By Cormac Gordon Staten Island Advance

To view a slideshow of photos from the final Jeff’s Run, please click here.

Marie Giordano with her friend Liz Morano at her side as she talks about her late husband, FF Jeff Giordano before she gives the start of Jeff's Run for the last time. (Staten Island Advance/Hilton Flores)

Marie Giordano with her friend Liz Morano at her side as she talks about her late husband, FF Jeff Giordano before she gives the start of Jeff’s Run for the last time. (Staten Island Advance/Hilton Flores)

Sunday morning’s Jeff’s Run, at the far end of Hylan Boulevard, was an upbeat swan song with no regrets; a jogging-shorts-casual end to an era, one that came without even a hint of remorse.

“It was just time,” Marie Giordano explained after the final running of the Island’s 5-K Triple Crown race that bears the name of her late husband. “It was wonderful, and there’s still a lot of energy around the race thanks to all the runners and volunteers. But it really is a very emotional time every year. It brings it all back up.”

So it was the curtain call for the 12th Father’s Day edition of a race that traced firefighter and competitive runner Jeff Giordano’s favorite neighborhood training stretch.

Now begins a graceful retirement for a very solid Island sporting event which was founded in the wake of 9/11 for all the right reasons.
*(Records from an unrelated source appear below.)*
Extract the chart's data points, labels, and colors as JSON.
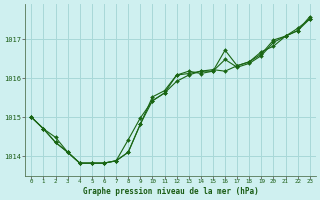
{
  "title": "Graphe pression niveau de la mer (hPa)",
  "background_color": "#cff0f0",
  "line_color": "#1a6614",
  "grid_color": "#a8d8d8",
  "xlim": [
    -0.5,
    23.5
  ],
  "ylim": [
    1013.5,
    1017.9
  ],
  "yticks": [
    1014,
    1015,
    1016,
    1017
  ],
  "xticks": [
    0,
    1,
    2,
    3,
    4,
    5,
    6,
    7,
    8,
    9,
    10,
    11,
    12,
    13,
    14,
    15,
    16,
    17,
    18,
    19,
    20,
    21,
    22,
    23
  ],
  "xlabels": [
    "0",
    "1",
    "2",
    "3",
    "4",
    "5",
    "6",
    "7",
    "8",
    "9",
    "10",
    "11",
    "12",
    "13",
    "14",
    "15",
    "16",
    "17",
    "18",
    "19",
    "20",
    "21",
    "22",
    "23"
  ],
  "series1": {
    "x": [
      0,
      1,
      2,
      3,
      4,
      5,
      6,
      7,
      8,
      9,
      10,
      11,
      12,
      13,
      14,
      15,
      16,
      17,
      18,
      19,
      20,
      21,
      22,
      23
    ],
    "y": [
      1015.0,
      1014.7,
      1014.35,
      1014.1,
      1013.82,
      1013.82,
      1013.82,
      1013.88,
      1014.1,
      1014.82,
      1015.52,
      1015.68,
      1016.08,
      1016.18,
      1016.12,
      1016.18,
      1016.48,
      1016.28,
      1016.38,
      1016.58,
      1016.92,
      1017.08,
      1017.22,
      1017.52
    ]
  },
  "series2": {
    "x": [
      0,
      1,
      2,
      3,
      4,
      5,
      6,
      7,
      8,
      9,
      10,
      11,
      12,
      13,
      14,
      15,
      16,
      17,
      18,
      19,
      20,
      21,
      22,
      23
    ],
    "y": [
      1015.0,
      1014.7,
      1014.35,
      1014.1,
      1013.82,
      1013.82,
      1013.82,
      1013.88,
      1014.42,
      1014.98,
      1015.42,
      1015.62,
      1016.08,
      1016.12,
      1016.18,
      1016.22,
      1016.18,
      1016.32,
      1016.42,
      1016.62,
      1016.98,
      1017.08,
      1017.28,
      1017.52
    ]
  },
  "series3": {
    "x": [
      0,
      1,
      2,
      3,
      4,
      5,
      6,
      7,
      8,
      9,
      10,
      11,
      12,
      13,
      14,
      15,
      16,
      17,
      18,
      19,
      20,
      21,
      22,
      23
    ],
    "y": [
      1015.0,
      1014.7,
      1014.48,
      1014.1,
      1013.82,
      1013.82,
      1013.82,
      1013.88,
      1014.1,
      1014.82,
      1015.42,
      1015.62,
      1015.92,
      1016.08,
      1016.18,
      1016.18,
      1016.72,
      1016.32,
      1016.42,
      1016.68,
      1016.82,
      1017.08,
      1017.22,
      1017.58
    ]
  }
}
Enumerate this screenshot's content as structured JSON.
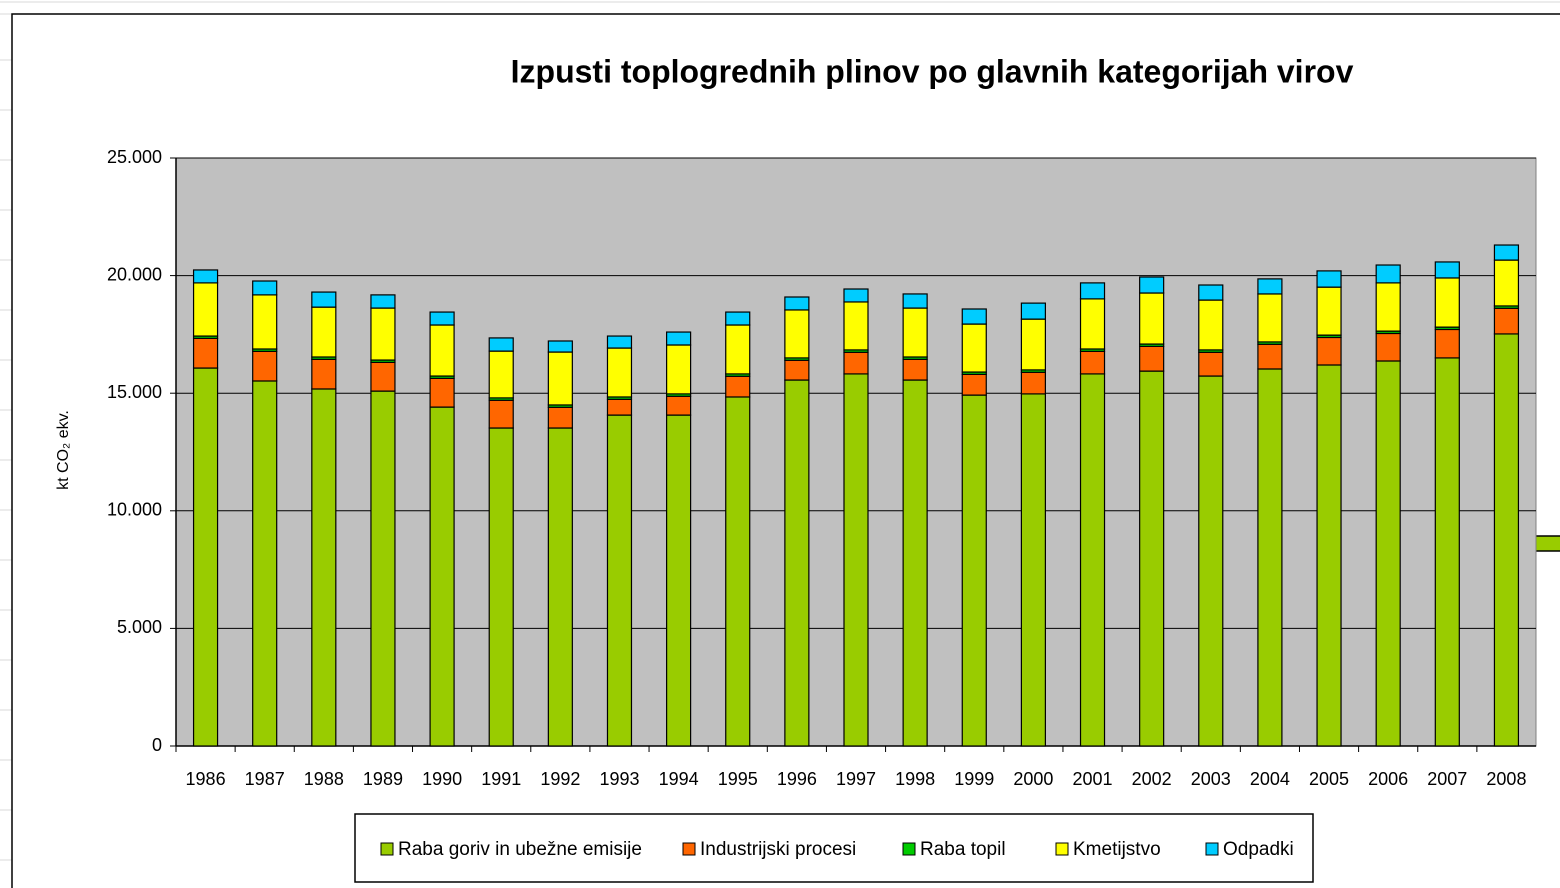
{
  "chart_data": {
    "type": "bar",
    "stacked": true,
    "title": "Izpusti toplogrednih plinov po glavnih kategorijah virov",
    "y_label": "kt CO₂ ekv.",
    "categories": [
      "1986",
      "1987",
      "1988",
      "1989",
      "1990",
      "1991",
      "1992",
      "1993",
      "1994",
      "1995",
      "1996",
      "1997",
      "1998",
      "1999",
      "2000",
      "2001",
      "2002",
      "2003",
      "2004",
      "2005",
      "2006",
      "2007",
      "2008"
    ],
    "series": [
      {
        "name": "Raba goriv in ubežne emisije",
        "color": "#99cc00",
        "values": [
          16070,
          15520,
          15180,
          15090,
          14410,
          13520,
          13520,
          14070,
          14070,
          14840,
          15560,
          15820,
          15560,
          14920,
          14970,
          15820,
          15940,
          15730,
          16030,
          16200,
          16370,
          16500,
          17520
        ]
      },
      {
        "name": "Industrijski procesi",
        "color": "#ff6600",
        "values": [
          1260,
          1260,
          1260,
          1220,
          1220,
          1180,
          880,
          670,
          800,
          880,
          840,
          920,
          880,
          880,
          920,
          960,
          1050,
          1010,
          1050,
          1170,
          1170,
          1210,
          1090
        ]
      },
      {
        "name": "Raba topil",
        "color": "#00cc00",
        "values": [
          100,
          100,
          100,
          100,
          100,
          100,
          100,
          100,
          100,
          100,
          100,
          100,
          100,
          100,
          100,
          100,
          100,
          100,
          100,
          100,
          100,
          100,
          100
        ]
      },
      {
        "name": "Kmetijstvo",
        "color": "#ffff00",
        "values": [
          2260,
          2300,
          2120,
          2210,
          2170,
          1990,
          2250,
          2080,
          2080,
          2080,
          2040,
          2040,
          2080,
          2040,
          2160,
          2130,
          2170,
          2120,
          2040,
          2040,
          2050,
          2090,
          1950
        ]
      },
      {
        "name": "Odpadki",
        "color": "#00ccff",
        "values": [
          550,
          590,
          640,
          560,
          550,
          560,
          470,
          510,
          550,
          550,
          550,
          550,
          600,
          640,
          680,
          680,
          680,
          640,
          640,
          690,
          760,
          680,
          640
        ]
      }
    ],
    "ylim": [
      0,
      25000
    ],
    "yticks": [
      0,
      {
        "value": 5000,
        "label": "5.000"
      },
      {
        "value": 10000,
        "label": "10.000"
      },
      {
        "value": 15000,
        "label": "15.000"
      },
      {
        "value": 20000,
        "label": "20.000"
      },
      {
        "value": 25000,
        "label": "25.000"
      }
    ],
    "grid": true,
    "plot_background": "#c0c0c0",
    "legend": "bottom"
  }
}
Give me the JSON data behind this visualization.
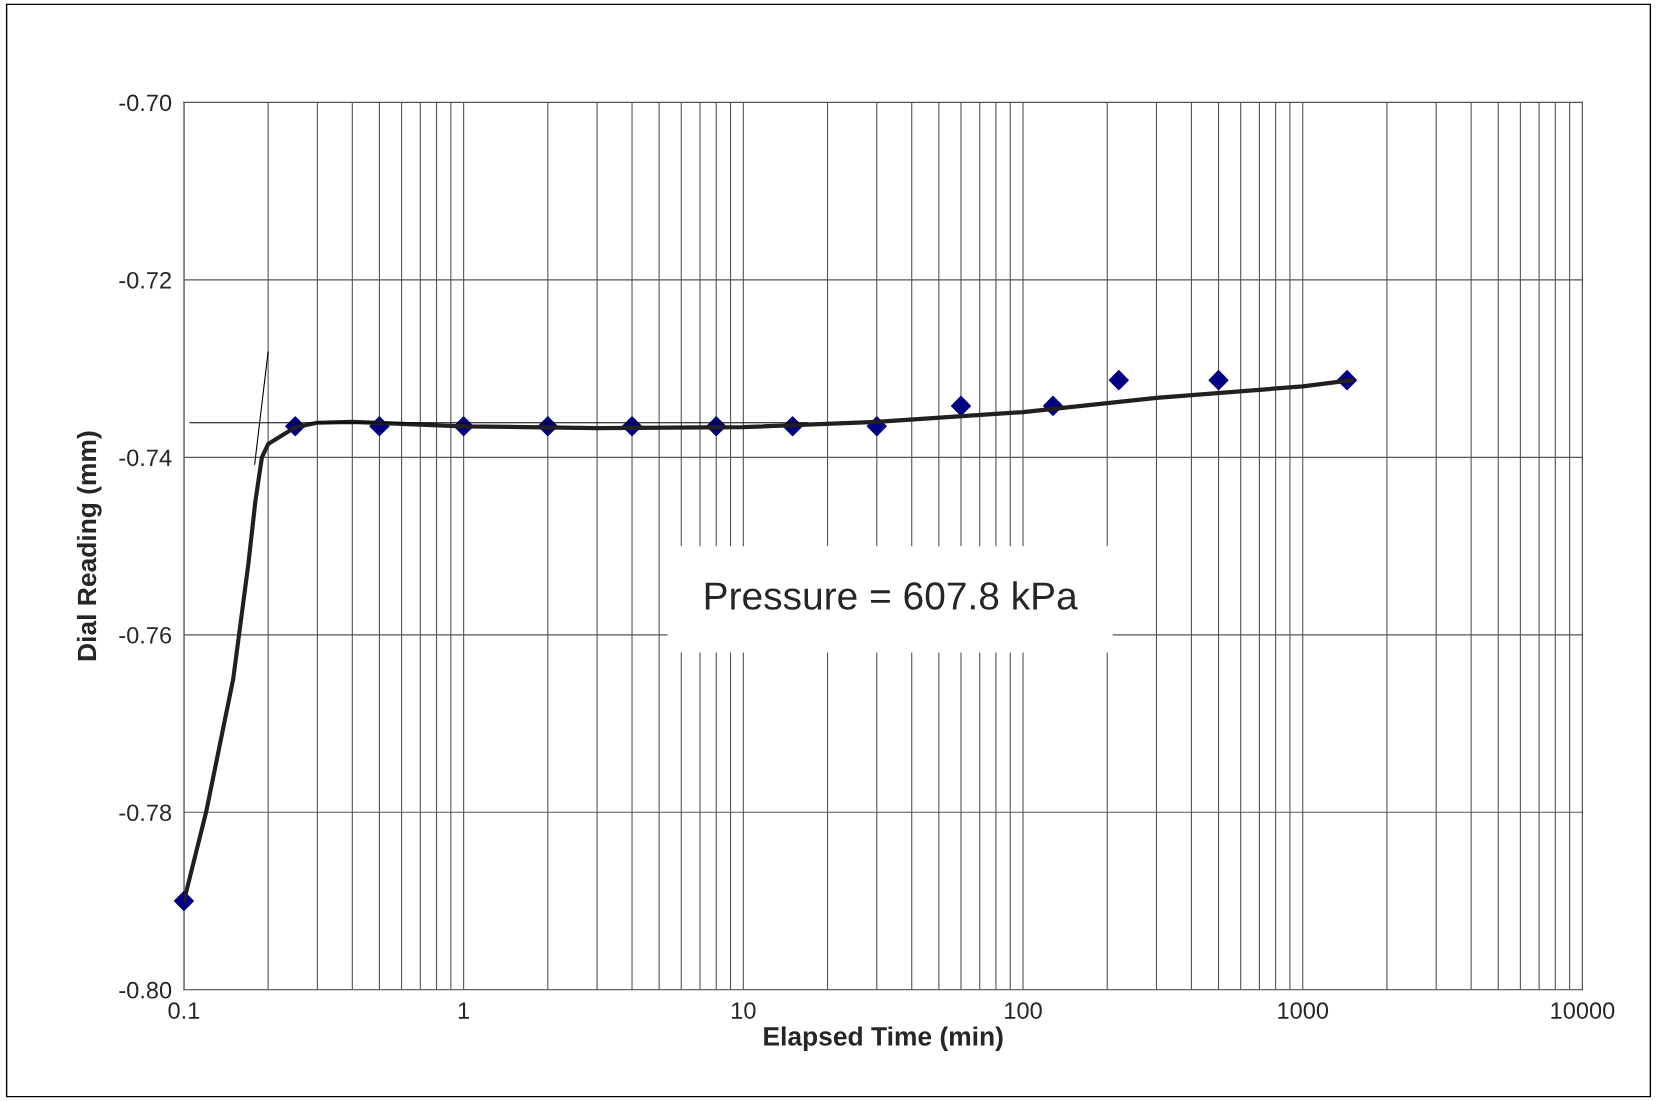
{
  "chart_data": {
    "type": "scatter",
    "xlabel": "Elapsed Time (min)",
    "ylabel": "Dial Reading (mm)",
    "log": "x",
    "xlim": [
      0.1,
      10000
    ],
    "xticks": [
      0.1,
      1,
      10,
      100,
      1000,
      10000
    ],
    "ylim": [
      -0.8,
      -0.7
    ],
    "yticks": [
      {
        "value": -0.8,
        "label": "-0.80"
      },
      {
        "value": -0.78,
        "label": "-0.78"
      },
      {
        "value": -0.76,
        "label": "-0.76"
      },
      {
        "value": -0.74,
        "label": "-0.74"
      },
      {
        "value": -0.72,
        "label": "-0.72"
      },
      {
        "value": -0.7,
        "label": "-0.70"
      }
    ],
    "grid": true,
    "legend": false,
    "annotations": [
      "Pressure = 607.8 kPa"
    ],
    "series": [
      {
        "marker": "diamond",
        "color": "#000080",
        "x": [
          0.1,
          0.25,
          0.5,
          1,
          2,
          4,
          8,
          15,
          30,
          60,
          128,
          220,
          500,
          1440
        ],
        "values": [
          -0.79,
          -0.7365,
          -0.7365,
          -0.7365,
          -0.7365,
          -0.7365,
          -0.7365,
          -0.7365,
          -0.7365,
          -0.7342,
          -0.7342,
          -0.7313,
          -0.7313,
          -0.7313
        ]
      },
      {
        "type": "line",
        "marker": "none",
        "line_style": "solid",
        "color": "#231f20",
        "x": [
          0.1,
          0.12,
          0.15,
          0.17,
          0.18,
          0.19,
          0.2,
          0.25,
          0.3,
          0.4,
          1,
          3,
          10,
          30,
          100,
          300,
          1000,
          1500
        ],
        "values": [
          -0.79,
          -0.78,
          -0.765,
          -0.752,
          -0.745,
          -0.74,
          -0.7385,
          -0.7366,
          -0.7361,
          -0.736,
          -0.7365,
          -0.7367,
          -0.7366,
          -0.736,
          -0.7349,
          -0.7333,
          -0.732,
          -0.7313
        ]
      },
      {
        "type": "line",
        "marker": "none",
        "line_style": "solid",
        "color": "#000000",
        "x": [
          0.105,
          17
        ],
        "values": [
          -0.7361,
          -0.7361
        ]
      },
      {
        "type": "line",
        "marker": "none",
        "line_style": "solid",
        "color": "#000000",
        "x": [
          0.179,
          0.2
        ],
        "values": [
          -0.7408,
          -0.7281
        ]
      }
    ]
  }
}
And just because the race is ending, it’s not like anyone is about to forget.

Not 9/11, obviously.

And not the man for whom the run was named either.

“If you knew Jeff, you loved him,” laughed retired firefighter Mike Tobin Sunday at the race finish line.

Then Tobin, a longtime long-distance runner, recalled how he first got to really know Giordano.

Tobin told the tale of calling the New York Firefighters Burn Center Foundation back in 1998 to ask if they could help him organize a way to raise money for the Center by competing in a 165-mile two-day run in New Jersey.

“You have to talk to Jeff Giordano,” he was told. “He’s the guy who helps out here and knows everything about road running.”

The two got in touch, and Giordano explained how he’d been a volunteer at the burn center even before he’d joined the department in 1987.

“He hooked me up with all the info I needed,” said Tobin.

In typical Giordano fashion, the energetic member of Ladder 3 in Manhattan’s East Village did even more than that.

Out on an expanse of New Jersey highway a while later — and dozens of monotonous miles into the grueling run — a car pulled alongside Tobin.

“Jeff jumped out of the passenger seat,” Tobin recalled yesterday with a big smile. “He said, ‘C’mon, I’ll run with you for a while.’”

The veteran marathoner then proceeded to put in about 20 miles right alongside Tobin.

“He was always doing something for the Burn Center,” said Marie Giordano, a nursing instructor at the College of Staten Island who met her future husband in grammar school.

“He asked me to marry him when he was 14,” she smiled later, standing on the grounds of Mount Loretto, where the race ends. “Even when we were kids, he was pretty sure of what he wanted.”

The Giordanos, like tens of thousands of others over the past 40 years, were South Brooklyn kids who came to Staten Island to build a family and a life.

It all worked, right up until the day it didn’t.

But even when things crashed down around their world on 9/11, Marie Giordano refused to allow what they had to be destroyed.

Jeff’s Run was a part of that tenacity.

There were more than 500 runners and walkers Sunday. Boston University graduate student Mike Caputo won the race in a course-record 15 minutes, 55.9 seconds. The 21-year-old finally pulled into a comfortable lead in the last uphill stretch to the finish line.

Recent Rutgers grad Victoria Pontecorvo was the first female finisher, completing the rolling course in a women’s record of 18:41.5.

And it all came off without a hitch. Something Marie worried over each year, day and night, for months on end.

“We’d always wonder ‘Is everything done that has to get done?’” she said. “But, in the end, it would all work out.”

In the 12 years, Jeff’s Run raised more than $100,000 for the burn center. There is now the Jeff Giordano Children’s Playroom at NY Presbyterian Cornell Weill Hospital on Manhattan’s East Side.

“He is with us every day because of that room,” burn center foundation president Bill Leahy said Sunday.

In that way, Jeff’s Run has more than done its part.

Sunday was as good a time as any to make a graceful exit.